Further, holding constant the impact of the student to teacher ratio, the impact of an additional 1% of students having English as a second language is to reduce test scores by .65 points.
12.5 Many variables
While visualization becomes harder/impossible with additional variables, the logic of what regression coefficients mean is infinitely scalable. The coefficients will always be the impact of a one-unit change in the variable on the dependent variable, holding the other variables constant.
So if we want to assess the impact of STR while controlling for % of students getting subsidized lunch as well as the income of (something, i’m not sure what this data is)

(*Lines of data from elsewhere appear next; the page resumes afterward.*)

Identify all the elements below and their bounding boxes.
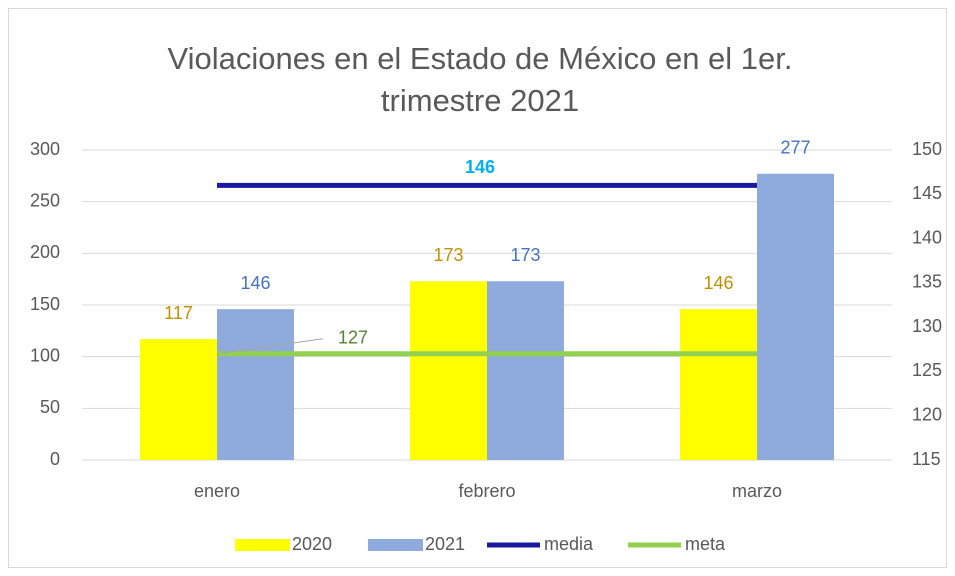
y2-tick-label: 150 bbox=[912, 139, 942, 159]
x-tick-label: enero bbox=[194, 481, 240, 501]
data-label: 146 bbox=[240, 273, 270, 293]
bar bbox=[410, 281, 487, 460]
bar bbox=[140, 339, 217, 460]
bar bbox=[217, 309, 294, 460]
legend-label: 2021 bbox=[425, 534, 465, 554]
y2-tick-label: 140 bbox=[912, 227, 942, 247]
legend-label: meta bbox=[685, 534, 726, 554]
bar bbox=[487, 281, 564, 460]
y2-tick-label: 130 bbox=[912, 316, 942, 336]
data-label: 173 bbox=[433, 245, 463, 265]
y-tick-label: 100 bbox=[30, 345, 60, 365]
y2-tick-label: 115 bbox=[912, 449, 941, 469]
y2-tick-label: 120 bbox=[912, 404, 942, 424]
data-label: 277 bbox=[780, 138, 810, 158]
data-label: 173 bbox=[510, 245, 540, 265]
data-label: 127 bbox=[338, 327, 368, 347]
y-tick-label: 200 bbox=[30, 242, 60, 262]
y-tick-label: 250 bbox=[30, 190, 60, 210]
y2-tick-label: 125 bbox=[912, 360, 942, 380]
leader-line bbox=[216, 338, 324, 355]
y-tick-label: 0 bbox=[50, 449, 60, 469]
bar bbox=[757, 173, 834, 460]
y2-tick-label: 145 bbox=[912, 183, 942, 203]
y2-tick-label: 135 bbox=[912, 272, 942, 292]
data-label: 117 bbox=[164, 303, 193, 323]
y-tick-label: 50 bbox=[40, 397, 60, 417]
data-label: 146 bbox=[703, 273, 733, 293]
y-tick-label: 150 bbox=[30, 294, 60, 314]
chart-title: Violaciones en el Estado de México en el… bbox=[167, 41, 793, 118]
x-tick-label: marzo bbox=[732, 481, 782, 501]
legend-label: media bbox=[544, 534, 594, 554]
legend-label: 2020 bbox=[292, 534, 332, 554]
data-label: 146 bbox=[465, 157, 495, 177]
legend-swatch bbox=[235, 539, 290, 551]
x-tick-label: febrero bbox=[458, 481, 515, 501]
bar bbox=[680, 309, 757, 460]
legend-swatch bbox=[368, 539, 423, 551]
y-tick-label: 300 bbox=[30, 139, 60, 159]
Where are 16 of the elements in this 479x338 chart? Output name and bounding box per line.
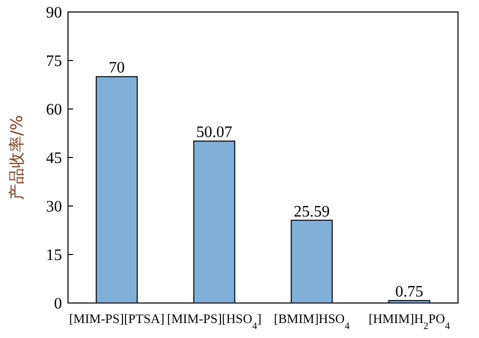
- y-tick-label: 90: [46, 4, 62, 22]
- y-tick-label: 75: [46, 53, 62, 70]
- y-tick-label: 15: [46, 247, 62, 264]
- data-label: 0.75: [395, 284, 424, 301]
- x-tick-label: [HMIM]H$_{2}$PO$_{4}$: [368, 311, 450, 332]
- y-tick-label: 45: [46, 150, 62, 168]
- x-tick-label: [BMIM]HSO$_{4}$: [274, 311, 350, 332]
- y-tick-label: 30: [46, 198, 62, 216]
- data-label: 25.59: [294, 203, 330, 220]
- data-label: 70: [108, 60, 125, 77]
- y-tick-label: 60: [46, 102, 62, 119]
- x-tick-label: [MIM-PS][HSO$_{4}$]: [167, 311, 262, 332]
- data-label: 50.07: [196, 124, 232, 142]
- y-axis-title: 产品收率/%: [7, 115, 26, 200]
- x-tick-label: [MIM-PS][PTSA]: [69, 311, 164, 326]
- y-tick-label: 0: [54, 296, 62, 313]
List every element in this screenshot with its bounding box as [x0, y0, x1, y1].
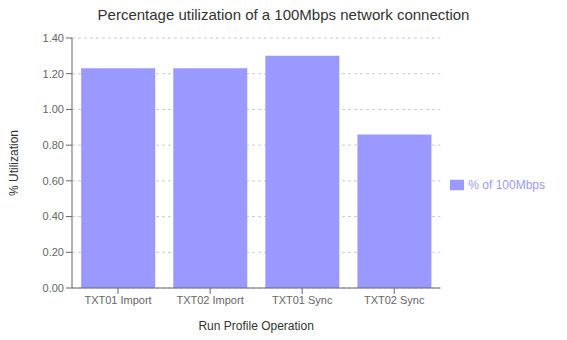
svg-text:TXT01 Sync: TXT01 Sync — [272, 294, 333, 306]
svg-text:TXT02 Sync: TXT02 Sync — [364, 294, 425, 306]
svg-text:TXT02 Import: TXT02 Import — [176, 294, 243, 306]
svg-text:Run Profile Operation: Run Profile Operation — [198, 319, 313, 333]
html-text:% of 100Mbps: % of 100Mbps — [468, 177, 545, 192]
svg-text:TXT01 Import: TXT01 Import — [84, 294, 151, 306]
svg-text:0.40: 0.40 — [43, 210, 64, 222]
svg-text:0.60: 0.60 — [43, 175, 64, 187]
svg-text:1.20: 1.20 — [43, 68, 64, 80]
svg-text:0.00: 0.00 — [43, 282, 64, 294]
svg-text:0.20: 0.20 — [43, 246, 64, 258]
svg-text:1.00: 1.00 — [43, 103, 64, 115]
svg-text:1.40: 1.40 — [43, 32, 64, 44]
svg-text:0.80: 0.80 — [43, 139, 64, 151]
svg-text:% Utilization: % Utilization — [8, 130, 21, 196]
html-text:Percentage utilization of a 10: Percentage utilization of a 100Mbps netw… — [97, 6, 470, 23]
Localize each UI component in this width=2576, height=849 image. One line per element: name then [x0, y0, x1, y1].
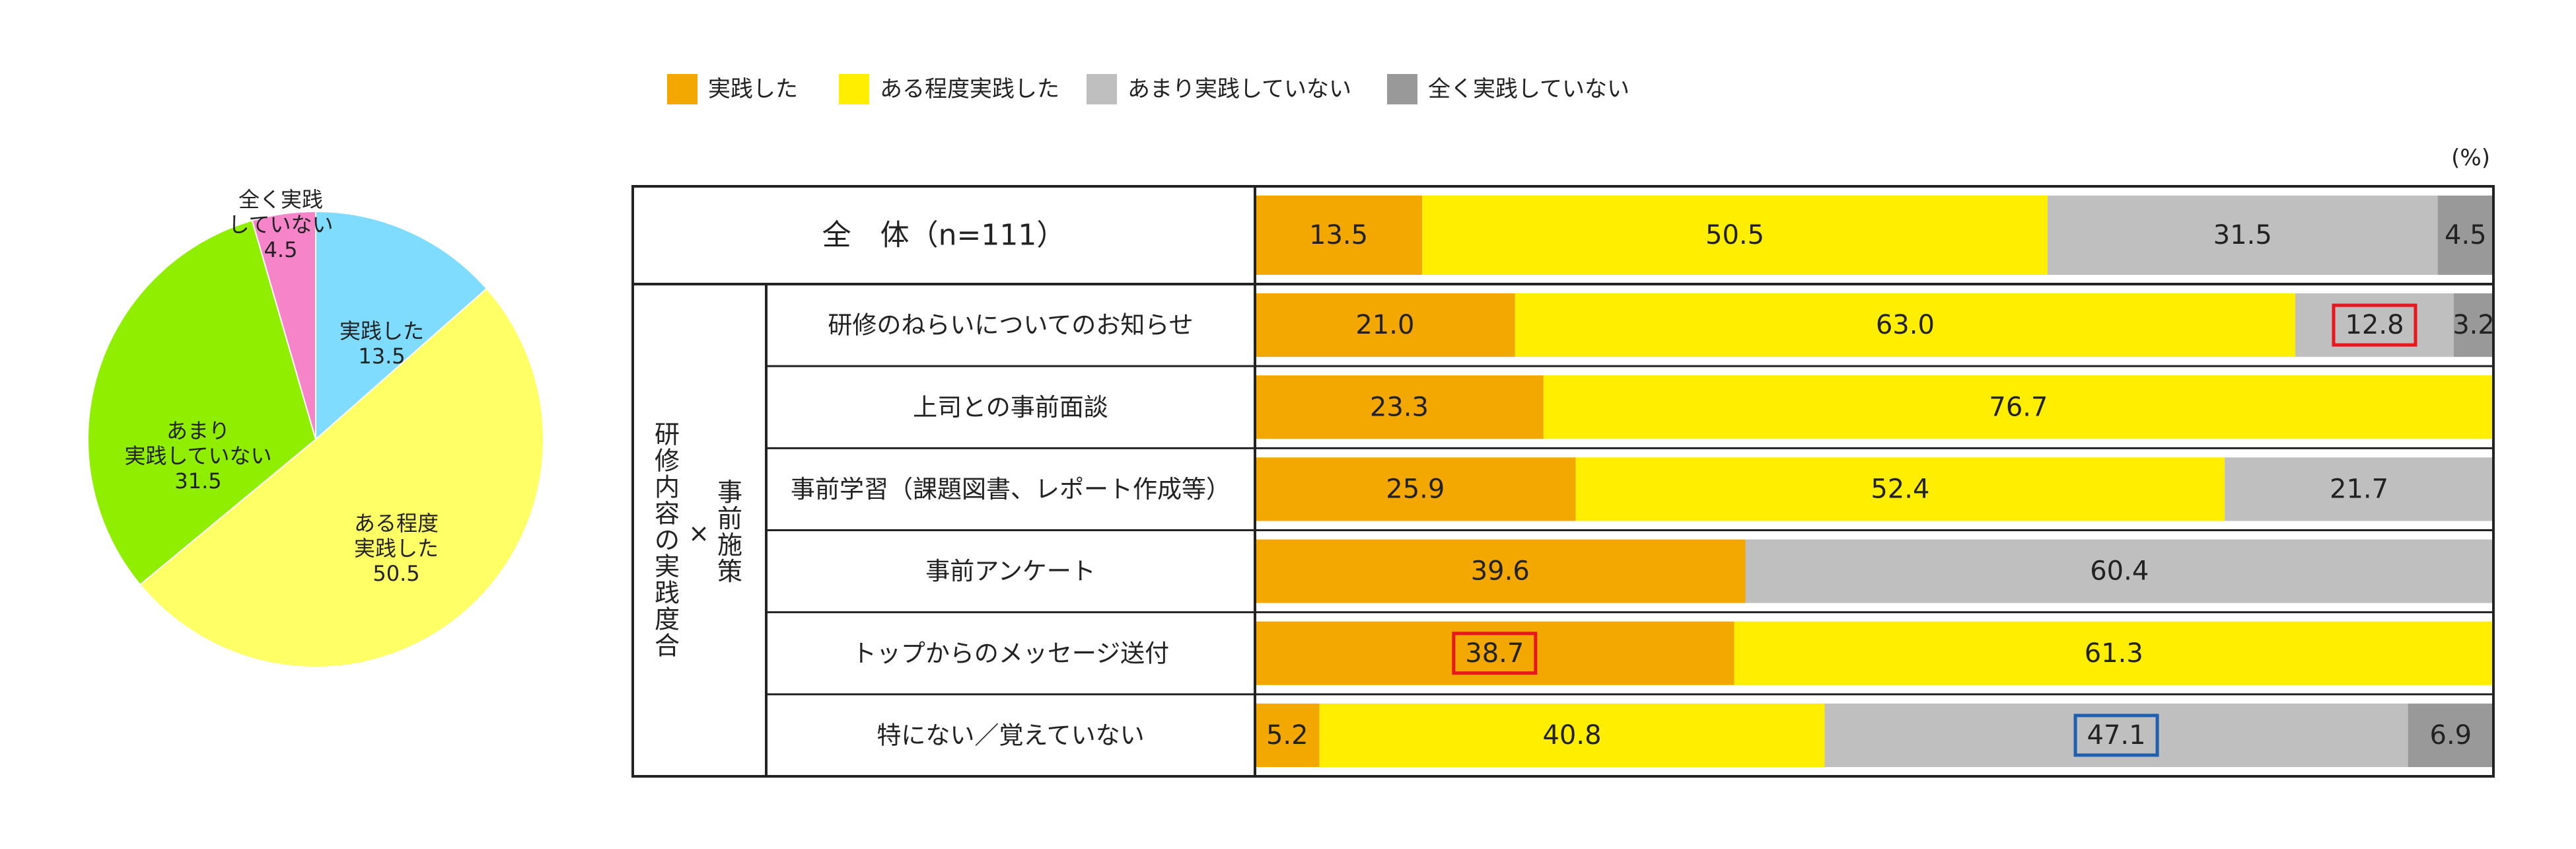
group-cross: × — [688, 519, 709, 548]
table-border — [631, 185, 2495, 778]
row-4-value-3: 60.4 — [2090, 556, 2149, 587]
row-1-value-1: 21.0 — [1355, 310, 1414, 340]
row-1-bar-4 — [2454, 293, 2493, 357]
pie-slice-label-1: 実践した — [340, 318, 424, 344]
pie-slice-3 — [87, 219, 317, 586]
row-1-value-3: 12.8 — [2345, 310, 2404, 340]
row-5-bar-2 — [1734, 621, 2493, 685]
pie-chart: 実践した13.5ある程度実践した50.5あまり実践していない31.5全く実践して… — [87, 187, 544, 668]
row-label-3: 事前学習（課題図書、レポート作成等） — [791, 475, 1231, 503]
group-label-char: 践 — [655, 579, 680, 608]
total-row-value-3: 31.5 — [2213, 220, 2272, 250]
row-3-value-1: 25.9 — [1386, 474, 1445, 504]
pie-slice-value-4: 4.5 — [264, 237, 298, 262]
group-label-char: 研 — [655, 420, 680, 449]
row-3-bar-1 — [1255, 457, 1576, 521]
row-label-6: 特にない／覚えていない — [877, 721, 1144, 749]
pie-slice-label-3: あまり — [166, 418, 230, 443]
row-label-4: 事前アンケート — [925, 557, 1096, 585]
pie-slice-value-1: 13.5 — [358, 344, 405, 369]
group-label-char: 合 — [655, 632, 680, 661]
row-6-value-4: 6.9 — [2430, 720, 2472, 751]
row-3-bar-2 — [1575, 457, 2225, 521]
chart-legend: 実践した ある程度実践した あまり実践していない 全く実践していない — [667, 74, 1629, 104]
row-4-value-1: 39.6 — [1471, 556, 1530, 587]
group-label-char: 修 — [655, 447, 680, 476]
row-label-5: トップからのメッセージ送付 — [852, 639, 1169, 667]
group-label-char: 内 — [655, 473, 680, 502]
row-1-bar-2 — [1515, 293, 2295, 357]
row-4-bar-3 — [1745, 539, 2493, 603]
total-row-label: 全 体（n=111） — [822, 219, 1066, 252]
legend-label-3: あまり実践していない — [1127, 76, 1351, 102]
row-label-2: 上司との事前面談 — [913, 393, 1108, 422]
group-label-char: 容 — [655, 499, 680, 529]
legend-label-4: 全く実践していない — [1428, 76, 1629, 102]
row-1-value-2: 63.0 — [1876, 310, 1935, 340]
total-row-value-4: 4.5 — [2445, 220, 2487, 250]
pie-slice-label-4: 全く実践 — [238, 187, 323, 212]
pie-slice-1 — [315, 210, 488, 441]
row-label-1: 研修のねらいについてのお知らせ — [828, 311, 1193, 340]
row-5-highlight-box-1 — [1452, 632, 1538, 675]
total-row-bar-3 — [2048, 196, 2438, 275]
pie-slice-label-2: ある程度 — [354, 511, 439, 536]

m <- lm(score ~ STR + english + lunch + income, data=dat)
summary(m)
#>
#> Call:
#> lm(formula = score ~ STR + english + lunch + income, data = dat)
#>
#> Residuals:
#> Min 1Q Median 3Q Max
#> -30.7085 -4.9977 -0.2014 4.8411 28.7000
#>
#> Coefficients:
#> Estimate Std. Error t value Pr(>|t|)
#> (Intercept) 675.60821 5.30886 127.261 < 2e-16 ***
#> STR -0.56039 0.22861 -2.451 0.0146 *
#> english -0.19433 0.03138 -6.193 1.42e-09 ***
#> lunch -0.39637 0.02741 -14.461 < 2e-16 ***
#> income 0.67498 0.08333 8.100 6.19e-15 ***
#> ---
#> Signif. codes:
#> 0 '***' 0.001 '**' 0.01 '*' 0.05 '.' 0.1 ' ' 1
#>
#> Residual standard error: 8.448 on 415 degrees of freedom
#> Multiple R-squared: 0.8053, Adjusted R-squared: 0.8034
#> F-statistic: 429.1 on 4 and 415 DF, p-value: < 2.2e-16
Note that regression does not care bout the order of variables on the “right hand” side of the equation:
m <- lm(score ~english + income + STR + lunch, data=dat)
summary(m)
#>
#> Call:
#> lm(formula = score ~ english + income + STR + lunch, data = dat)
#>
#> Residuals:
#> Min 1Q Median 3Q Max
#> -30.7085 -4.9977 -0.2014 4.8411 28.7000
#>
#> Coefficients:
#> Estimate Std. Error t value Pr(>|t|)
#> (Intercept) 675.60821 5.30886 127.261 < 2e-16 ***
#> english -0.19433 0.03138 -6.193 1.42e-09 ***
#> income 0.67498 0.08333 8.100 6.19e-15 ***
#> STR -0.56039 0.22861 -2.451 0.0146 *
#> lunch -0.39637 0.02741 -14.461 < 2e-16 ***
#> ---
#> Signif. codes:
#> 0 '***' 0.001 '**' 0.01 '*' 0.05 '.' 0.1 ' ' 1
#>
#> Residual standard error: 8.448 on 415 degrees of freedom
#> Multiple R-squared: 0.8053, Adjusted R-squared: 0.8034
#> F-statistic: 429.1 on 4 and 415 DF, p-value: < 2.2e-16
It’s important to note here that this is just enough information to get yourself in trouble. Specifying a regression is hard, theoretical, work. There are some big pitfalls to be aware of.
Primarily: more variables isn’t necessarily better! Indeed, adding certain types of variables can actually make your estimates worse. Regression should be tricky, and I wouldn’t go out applying this to all sorts of things without learning more about the theory.
Here’s an example: Imagine had a dataset that had whether people smoked or not, whether they got pneumonia or not and whether they died.
You think: better be careful, let’s do
lm(die ~ smoke + pneumonia)
But people who smoke die of pneumonia. The effects of smoking within those who get pneumonia is probably close to zero, or greatly reduced.
This is what we call “post-treatment bias”
Another example is looking at the effects of gender on wages controlling for length of parental leave. You’re controlling away (one of) the reasons why women get paid lower wages: they reasonably take more time off when they have a child.